ELK HUNT CAUSING RISE IN GRIZZLY SHOOTINGS

New Study Validates


Washington DC - A new government study shows that intense elk hunting on the boundary of Yellowstone National Park is altering feeding habits of grizzly bears, leading to a recent increase in hunter-caused bear deaths, according to documents released today by Public Employees for Environmental Responsibility (PEER).

The draft federal-state study, obtained under the Freedom of Information Act, confirms disclosures by long-time Yellowstone backcountry ranger Bob Jackson showing that non-enforcement of anti-salting and other hunting rules is negatively affecting threatened grizzly populations. Study findings include:

· "During the 1990's, numbers of hunting related grizzly mortalities have increased in the GYE [Greater Yellowstone Ecosystem]. Much of this increase can be attributed to incidents occurring during the early elk harvest ...in Montana and Wyoming."

· Grizzly feeding patterns have changed, as bears migrate outside Yellowstone Park for elk season. "Bears learn to use available food resources quickly, and when food availability becomes predictable, bears will establish traditional use and impart that behavior to their offspring. Availability of food associated with the elk harvest may be considered a predictable food resource to bears..." A butchering practice called "quick quartering" leaves an estimated 370 tons of elk meat in "gut piles" each year outside park boundaries.

· Grizzly in search of elk meat are losing their fear of humans. "During recent years, anecdotal descriptions from outfitters, guides and hunters...indicate encounters between humans and bears are a common occurrence during [the] hunting season.

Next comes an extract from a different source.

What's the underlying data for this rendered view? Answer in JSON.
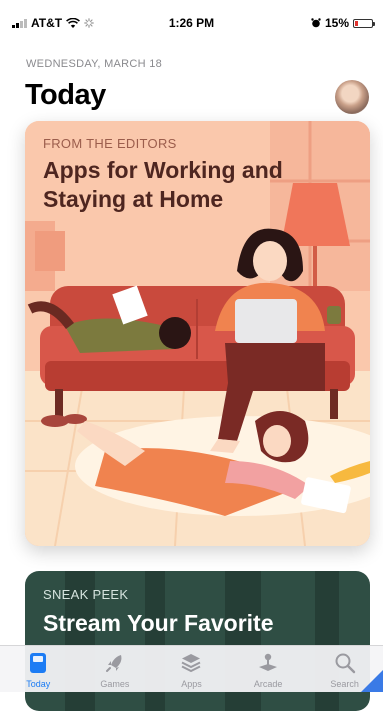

Two decades ago many of these same outfitters and guides considered observations of grizzly bears a rare event."

According to the study, hunting encounters have "become the single largest source of known human-caused grizzly deaths." Highly motivated to feed before hibernation, grizzlies are associating gunfire with food. As one Wyoming game official remarked, gunshots in the early fall sound like "a dinner bell" to ravenous grizzly.

"This study echoes what Bob Jackson was saying when park officials ordered his silence," stated PEER Executive Director Jeff Ruch whose organization is providing legal representation for Jackson and is seeking a Park Service investigation into the Jackson gag order. "Bob Jackson is trying to prevent a biological train wreck by drawing attention to the total the non-enforcement of hunting laws."

A copy of the draft study, "Possible Effects of Elk Harvest on Fall Distribution of Grizzly Bears in the Greater Yellowstone Ecosystem" (Biological Resources Division, U.S. Geological Survey and Wyoming Game & Fish Department), is available on request.